At Tuesday’s House Intelligence Committee hearing, Director of National Intelligence James Clapper said, it is a “hardy perennial as long as I have been in the intelligence business, 50 years, leadership intentions in whatever form that is expressed is kind of a basic tenet of what we are to collect and analyze” (see video).

It is, indeed, important to recall previous revelations (see examples below) of US intelligence gathering that targeted foreign leaders over the past several years.

If such practices are perennial, we should assume that the White House and congressional intelligence committee members, in their oversight capacities, have been briefed by the NSA over time (including across the Bush and Obama administrations). Yet, now that recent intelligence practices have come to light – against Chancellor Merkel in particular — some congressional leaders, such as Senator Diane Feinstein, are expressing strong opposition to these methods, and the White House has apparently assured her that “collection on our allies will not continue.”

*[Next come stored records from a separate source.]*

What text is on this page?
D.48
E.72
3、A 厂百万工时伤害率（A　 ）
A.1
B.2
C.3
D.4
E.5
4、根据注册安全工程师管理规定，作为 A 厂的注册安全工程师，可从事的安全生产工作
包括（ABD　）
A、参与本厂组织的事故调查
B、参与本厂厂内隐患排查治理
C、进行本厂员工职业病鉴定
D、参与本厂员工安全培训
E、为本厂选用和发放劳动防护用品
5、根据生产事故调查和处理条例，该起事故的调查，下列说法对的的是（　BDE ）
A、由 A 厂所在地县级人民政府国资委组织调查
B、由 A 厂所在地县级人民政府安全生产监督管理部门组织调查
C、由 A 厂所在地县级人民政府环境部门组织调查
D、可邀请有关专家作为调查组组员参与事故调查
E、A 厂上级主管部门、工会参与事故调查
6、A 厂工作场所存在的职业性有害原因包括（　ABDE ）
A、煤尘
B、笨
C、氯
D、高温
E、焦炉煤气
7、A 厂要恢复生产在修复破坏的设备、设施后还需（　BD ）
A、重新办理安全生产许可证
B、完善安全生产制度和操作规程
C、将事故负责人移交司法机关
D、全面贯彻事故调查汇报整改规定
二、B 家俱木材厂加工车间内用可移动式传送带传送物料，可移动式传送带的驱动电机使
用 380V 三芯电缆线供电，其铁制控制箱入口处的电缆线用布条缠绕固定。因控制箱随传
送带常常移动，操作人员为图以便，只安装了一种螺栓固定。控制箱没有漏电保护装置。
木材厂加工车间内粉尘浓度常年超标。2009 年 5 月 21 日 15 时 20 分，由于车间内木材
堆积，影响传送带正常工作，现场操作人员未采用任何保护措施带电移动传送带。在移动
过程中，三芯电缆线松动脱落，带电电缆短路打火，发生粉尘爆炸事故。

The record, however, suggests Clapper is being forthright. Consider the following samples:

  • In 2003, news reports, based on a leaked NSA memo, reported that in 2003 the NSA’s surveillance operations included the “interception of the home and office telephones and the emails of UN delegates in New York,” including Security Council members.
  • In 2004, news reports, based on a leaked UK government memo, reported that the British intelligence services had been ordered to cooperate with the 2003 US spying operation at the United Nations after a request from the NSA.
  • In 2010, news reports, based on a leaked document, reported that in 2009 the  Department of State asked US diplomats to collect “passwords, personal encryption keys, and types of V P N versions used” of UN officials.
  • In August 2013, perhaps buried among other revelations, news reports, based on leaked NSA documents, reported that in 2012 the NSA “secretly monitored the U.N.’s internal video conferencing system by decrypting it” and that “the NSA installed bugs in the European Union’s office building in downtown Washington and infiltrated the EU’s computer network.”
  • Yesterday, according to an interview with a leading Australian intelligence expert, Australia has been monitoring political leaders in the Asia Pacific region for the NSA and has used its embassies “to monitor local, essentially, microwave relayed telephone conversations.”

Did the White House and congressional bodies know about these types of activities?

In this morning’s Boston Globe, a former Bush administration official went on the record suggesting that the Bush team did know and that presumably the current administration does as well:

Several current and former US officials said that presidents and their senior national security advisers have long known about which foreign leaders the United States spied on.

“It would be unusual for the White House senior staff not to know the exact source and method of collection,” said Michael Allen, a National Security Council official in the George W. Bush administration. “That information helps a policy maker assess the reliability of the intelligence.”

Allen, the author of book about intelligence reform called “Blinking Red,” said this information often comes to the president during preparation for phone calls or meetings with the foreign leaders.

The Boston Globe does not mention that Allen, until two months ago, also served as Majority Staff Director at the House Intelligence Committee. He has that insight as well.

The record of past intelligence gathering and political oversight will likely have different implications, depending on who you ask. Some will argue it shows that the oversight system is broken: political leaders with oversight capacity are only now expressing outrage and opposition once such methods have reached the public. Some will argue, on the contrary, that the system works: longstanding use of such methods along with approval by political officials indicates that the methods have been vetted and considered a vital part of the nation’s security. Regardless of how these debates turn out, we should understand the historical record. Although Clapper’s testimony was vague on the details, in this more general respect, he helped set the record straight.